BSE: 523323 | NSE: KOVAI
Kovai Medical Centre and Hospital (KMCH) is a 691 bed multi-disciplinary super speciality hospital located in Coimbatore. The company has two satellite centres at Ramnagar, Coimbatore (10 beds) and Erode (65 beds). In addition the company through its subsidiary “Idhayam Hospital” operates another speciality hospital (58 beds) in Erode. Coimbatore has emerged as one of the major medical centre in South and is attracting a lot of medical tourism.
KMCH had undertaken a major capex of Rs 269 Cr for increasing the number of beds from 320 in 2008 to 691 beds, completed in phases till Aug, 2012. The company has been reporting very good results in recent quarters. Healthcare industry is an evergreen industry and due to health insurance and medical tourism, the sector should see consistent growth.
- In a period of just 2 decades, the promoters have built one of the biggest and renowned hospital of Coimbatore, specializing in over 50 medical disciplines
- The company has had a very good consistent growth – the company has grown from just 34 Cr turnover in 2003 to 300 Cr expected this year
- The last phase of the project involving addition of 210 beds in the dedicated cancer block was made available from March, 12. Since then, the company has been delivering good growth along with significant improvement in margins
- The company has some excellent figures on capacity utilization and patient handling. The hospital has had bed utilization of 90% and has treated more than 2.61 Lac patients during FY 2012.

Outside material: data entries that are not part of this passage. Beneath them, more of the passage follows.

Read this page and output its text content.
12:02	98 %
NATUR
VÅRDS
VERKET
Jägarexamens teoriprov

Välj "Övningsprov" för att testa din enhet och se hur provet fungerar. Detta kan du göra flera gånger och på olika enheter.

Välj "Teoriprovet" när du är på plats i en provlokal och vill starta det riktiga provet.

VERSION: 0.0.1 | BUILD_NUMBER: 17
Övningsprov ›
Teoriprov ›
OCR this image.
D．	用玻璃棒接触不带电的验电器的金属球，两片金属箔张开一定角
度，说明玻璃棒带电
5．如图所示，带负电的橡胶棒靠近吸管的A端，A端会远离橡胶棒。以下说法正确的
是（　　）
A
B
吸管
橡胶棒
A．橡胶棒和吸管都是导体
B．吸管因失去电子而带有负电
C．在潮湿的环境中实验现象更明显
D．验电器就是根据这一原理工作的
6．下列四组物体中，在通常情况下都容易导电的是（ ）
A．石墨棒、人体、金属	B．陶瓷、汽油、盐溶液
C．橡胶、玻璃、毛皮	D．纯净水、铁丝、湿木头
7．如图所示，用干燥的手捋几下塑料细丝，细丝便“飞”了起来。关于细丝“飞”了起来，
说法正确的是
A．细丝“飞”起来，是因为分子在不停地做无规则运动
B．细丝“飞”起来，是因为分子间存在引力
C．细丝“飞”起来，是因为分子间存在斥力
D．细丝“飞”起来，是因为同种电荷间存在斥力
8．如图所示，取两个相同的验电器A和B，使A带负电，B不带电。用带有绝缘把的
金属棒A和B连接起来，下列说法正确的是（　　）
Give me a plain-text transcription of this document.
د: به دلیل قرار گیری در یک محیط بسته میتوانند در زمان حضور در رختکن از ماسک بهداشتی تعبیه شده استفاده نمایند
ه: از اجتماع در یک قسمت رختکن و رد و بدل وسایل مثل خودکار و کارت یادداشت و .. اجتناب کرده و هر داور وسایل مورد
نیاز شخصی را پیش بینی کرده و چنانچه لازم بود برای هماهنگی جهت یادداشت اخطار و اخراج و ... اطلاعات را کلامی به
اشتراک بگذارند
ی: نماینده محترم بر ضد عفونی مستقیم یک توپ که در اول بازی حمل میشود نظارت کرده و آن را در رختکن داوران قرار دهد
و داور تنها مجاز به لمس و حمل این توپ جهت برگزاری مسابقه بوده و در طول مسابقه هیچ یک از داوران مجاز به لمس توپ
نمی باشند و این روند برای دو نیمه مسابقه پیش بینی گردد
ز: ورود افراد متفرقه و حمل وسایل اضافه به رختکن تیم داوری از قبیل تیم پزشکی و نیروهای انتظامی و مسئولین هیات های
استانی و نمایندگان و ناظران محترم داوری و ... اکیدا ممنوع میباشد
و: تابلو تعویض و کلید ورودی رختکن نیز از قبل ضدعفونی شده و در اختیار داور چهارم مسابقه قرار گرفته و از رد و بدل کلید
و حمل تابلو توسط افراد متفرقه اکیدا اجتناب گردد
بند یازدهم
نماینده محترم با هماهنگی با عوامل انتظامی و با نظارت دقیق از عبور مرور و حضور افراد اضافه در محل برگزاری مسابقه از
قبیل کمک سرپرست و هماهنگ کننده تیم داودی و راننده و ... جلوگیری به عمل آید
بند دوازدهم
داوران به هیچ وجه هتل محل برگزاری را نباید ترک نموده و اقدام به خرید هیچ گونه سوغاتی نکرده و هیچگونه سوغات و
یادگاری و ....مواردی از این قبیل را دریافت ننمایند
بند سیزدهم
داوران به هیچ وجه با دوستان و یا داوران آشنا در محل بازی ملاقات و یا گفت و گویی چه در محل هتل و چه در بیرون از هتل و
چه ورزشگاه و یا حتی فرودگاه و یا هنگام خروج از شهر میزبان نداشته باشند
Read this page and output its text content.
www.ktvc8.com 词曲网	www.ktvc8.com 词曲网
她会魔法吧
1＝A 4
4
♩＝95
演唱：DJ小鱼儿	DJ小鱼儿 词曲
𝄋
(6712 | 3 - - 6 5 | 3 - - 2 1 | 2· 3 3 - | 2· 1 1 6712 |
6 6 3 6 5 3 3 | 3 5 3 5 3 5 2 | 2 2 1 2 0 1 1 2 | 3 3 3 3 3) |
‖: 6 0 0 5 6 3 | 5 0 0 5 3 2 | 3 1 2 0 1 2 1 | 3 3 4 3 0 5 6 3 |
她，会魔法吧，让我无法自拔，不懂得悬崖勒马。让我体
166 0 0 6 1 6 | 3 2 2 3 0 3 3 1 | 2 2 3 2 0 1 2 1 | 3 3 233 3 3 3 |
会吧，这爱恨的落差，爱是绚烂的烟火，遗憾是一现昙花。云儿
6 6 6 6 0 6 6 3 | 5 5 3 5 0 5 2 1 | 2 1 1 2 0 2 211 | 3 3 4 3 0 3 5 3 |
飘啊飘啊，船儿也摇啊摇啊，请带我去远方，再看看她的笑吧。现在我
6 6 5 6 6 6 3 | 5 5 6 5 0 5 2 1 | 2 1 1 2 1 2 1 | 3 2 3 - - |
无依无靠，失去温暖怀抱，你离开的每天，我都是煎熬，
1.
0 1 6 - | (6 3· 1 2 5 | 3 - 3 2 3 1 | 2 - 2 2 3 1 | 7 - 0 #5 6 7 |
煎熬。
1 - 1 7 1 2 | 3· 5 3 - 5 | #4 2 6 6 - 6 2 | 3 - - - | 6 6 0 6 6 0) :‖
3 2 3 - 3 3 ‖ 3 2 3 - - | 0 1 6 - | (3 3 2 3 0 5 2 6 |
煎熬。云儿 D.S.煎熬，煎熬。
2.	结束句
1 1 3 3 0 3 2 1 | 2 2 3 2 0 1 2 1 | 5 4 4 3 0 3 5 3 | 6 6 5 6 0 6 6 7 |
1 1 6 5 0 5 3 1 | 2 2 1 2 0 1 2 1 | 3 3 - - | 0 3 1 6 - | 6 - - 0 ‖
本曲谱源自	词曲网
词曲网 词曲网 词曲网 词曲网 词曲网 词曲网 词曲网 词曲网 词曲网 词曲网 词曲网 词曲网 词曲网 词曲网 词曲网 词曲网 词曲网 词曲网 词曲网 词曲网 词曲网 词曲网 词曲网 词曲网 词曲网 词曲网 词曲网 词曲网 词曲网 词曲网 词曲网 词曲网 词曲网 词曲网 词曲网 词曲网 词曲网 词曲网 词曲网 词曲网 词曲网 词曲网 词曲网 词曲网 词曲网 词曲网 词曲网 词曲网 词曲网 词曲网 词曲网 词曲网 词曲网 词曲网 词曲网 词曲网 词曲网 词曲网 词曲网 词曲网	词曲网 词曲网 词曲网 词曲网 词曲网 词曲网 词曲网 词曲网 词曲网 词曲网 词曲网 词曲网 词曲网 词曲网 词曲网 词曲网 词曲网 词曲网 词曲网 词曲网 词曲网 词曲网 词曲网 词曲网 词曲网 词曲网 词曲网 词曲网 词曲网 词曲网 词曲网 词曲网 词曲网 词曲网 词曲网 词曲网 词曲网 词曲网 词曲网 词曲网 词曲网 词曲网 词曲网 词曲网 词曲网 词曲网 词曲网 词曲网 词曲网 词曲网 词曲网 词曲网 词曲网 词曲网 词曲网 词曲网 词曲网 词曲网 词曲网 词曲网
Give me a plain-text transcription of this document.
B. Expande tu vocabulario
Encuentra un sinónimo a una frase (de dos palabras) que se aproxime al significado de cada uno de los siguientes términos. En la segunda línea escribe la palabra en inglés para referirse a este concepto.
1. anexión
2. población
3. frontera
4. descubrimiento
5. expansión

- The hospital also has a pharmacy division which is also quite profitable. In 2012, the division did a turnover of 45 Cr and contributed 10 Cr towards profits.
- The company has excellent cash flows.
- Promoters regularly buy from open market to increase stake.
To undertake the above expansion, the company had to take a significant debt of 225 Cr. The debt equity ratio shot upto 3.40 as on March, 2012. With the successful completion of expansion and no significant expansion announced as of now, there is a chance that the cash flows might be utilized to bring down debt to comfortable levels. If done, there could be a significant saving in the interest costs (currently 35% of operating profits) and hence a quicker improvement in bottom-line.
Hospital is a highly capital intensive and competitive business. If the company again plans a major expansion without bringing down the current debt, then the bottomline may not grow for few years and with high debt, it will be a risky company.
Call Auction Trading from tomorrow:
We discussed the company about 3-4 months back. The stock has been one of the best performer in these challenging markets and has doubled from our discussion levels.
New Ideas and the outlook:
Given the sharp correction in the mid/small cap space, we feel these are the best times for stock picking. Many good companies are available at multi-year lows, at single digit PE multiples, low P/BV ratio and with high dividend yields, just because of the short term negatives and uncertainties. Investors with a longer term horizon of at least 2-3 years should be able to get a very good compounding. At the same time, given the uncertainty and actual slowdown, and the problems in economy, we have to be choosy and study several ideas.
Another good thing of such sharp corrections is that – one can wash away one’s sins. Many good stocks are also beaten down like most of the poor stocks. Like it is important to get rid of the dead woods, it is equally important to get rid of bad stocks too. Invest only in the companies in which you have some conviction or intuition. Stick with the good options and gradually sell the illogical or bad options. This is a painful job that must be done from time to time to get handsome returns.